Federal officials launched a program this year creating a “cyber trust mark” for connected devices that meet federal security standards. But consumers and officials shouldn’t lower their guard, said Snehal Antani, former chief technology officer for the Pentagon’s Joint Special Operations Command.

“They’re finding backdoors in Barbie dolls,” said Antani, now CEO of Horizon3.ai, a cybersecurity firm, referring to concerns from researchers who successfully hacked the microphone of a digitally connected version of the toy.

Risks emerge when smartphone users don't take precautions It doesn't matter how secure a mobile device is if the user doesn't follow basic security precautions, especially if their device contains classified or sensitive information, experts say.

Mike Waltz, who departed as Trump's national security adviser, inadvertently added The Atlantic's editor-in-chief to a Signal chat used to discuss military plans with other top officials.

Secretary of Defense Pete Hegseth had an internet connection that bypassed the Pentagon’s security protocols set up in his office so he could use the Signal messaging app on a personal computer, the AP has reported.

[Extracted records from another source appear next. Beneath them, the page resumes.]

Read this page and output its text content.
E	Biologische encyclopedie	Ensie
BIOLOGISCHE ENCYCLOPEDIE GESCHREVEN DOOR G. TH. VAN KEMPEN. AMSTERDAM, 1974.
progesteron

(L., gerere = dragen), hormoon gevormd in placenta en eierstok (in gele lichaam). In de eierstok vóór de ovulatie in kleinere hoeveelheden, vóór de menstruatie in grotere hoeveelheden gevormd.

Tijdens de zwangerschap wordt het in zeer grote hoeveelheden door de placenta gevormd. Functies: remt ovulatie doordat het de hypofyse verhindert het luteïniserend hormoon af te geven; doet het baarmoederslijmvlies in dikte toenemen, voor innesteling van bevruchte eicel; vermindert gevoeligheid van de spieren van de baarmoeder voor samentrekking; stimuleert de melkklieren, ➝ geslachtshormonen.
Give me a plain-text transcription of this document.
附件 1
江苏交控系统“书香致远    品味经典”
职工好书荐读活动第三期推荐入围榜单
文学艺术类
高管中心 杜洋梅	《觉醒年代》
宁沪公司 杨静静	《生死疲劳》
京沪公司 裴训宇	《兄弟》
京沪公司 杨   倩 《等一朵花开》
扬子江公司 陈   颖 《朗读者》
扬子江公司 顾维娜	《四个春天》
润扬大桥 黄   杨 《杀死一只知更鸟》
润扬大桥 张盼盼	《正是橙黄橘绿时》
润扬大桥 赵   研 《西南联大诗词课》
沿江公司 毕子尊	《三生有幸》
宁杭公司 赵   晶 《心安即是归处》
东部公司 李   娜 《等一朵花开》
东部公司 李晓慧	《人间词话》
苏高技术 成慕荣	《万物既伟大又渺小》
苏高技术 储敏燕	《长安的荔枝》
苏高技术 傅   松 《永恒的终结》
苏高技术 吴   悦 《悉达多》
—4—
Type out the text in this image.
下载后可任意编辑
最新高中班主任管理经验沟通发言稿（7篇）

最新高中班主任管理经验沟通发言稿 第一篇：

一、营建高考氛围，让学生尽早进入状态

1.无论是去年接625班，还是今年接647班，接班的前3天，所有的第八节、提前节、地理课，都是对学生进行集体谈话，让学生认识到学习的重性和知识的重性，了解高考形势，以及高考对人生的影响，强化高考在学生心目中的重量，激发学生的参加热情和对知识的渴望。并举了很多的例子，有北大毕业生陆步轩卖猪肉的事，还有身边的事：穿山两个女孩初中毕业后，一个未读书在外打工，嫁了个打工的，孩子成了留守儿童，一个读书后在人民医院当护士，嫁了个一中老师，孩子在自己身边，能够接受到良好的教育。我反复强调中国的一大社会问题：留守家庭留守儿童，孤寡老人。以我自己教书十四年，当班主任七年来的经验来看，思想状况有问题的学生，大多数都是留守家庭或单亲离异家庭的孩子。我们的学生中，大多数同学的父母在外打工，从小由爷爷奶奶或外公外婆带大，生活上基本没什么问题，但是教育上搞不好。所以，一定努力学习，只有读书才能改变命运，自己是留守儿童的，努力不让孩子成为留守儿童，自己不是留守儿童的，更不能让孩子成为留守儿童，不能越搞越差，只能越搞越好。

Hegseth has rejected assertions that he shared classified information on Signal, a popular encrypted messaging app not approved for the use of communicating classified information.

China and other nations will try to take advantage of such lapses, and national security officials must take steps to prevent them from recurring, said Michael Williams, a national security expert at Syracuse University.

“They all have access to a variety of secure communications platforms,” Williams said. "We just can't share things willy-nilly.”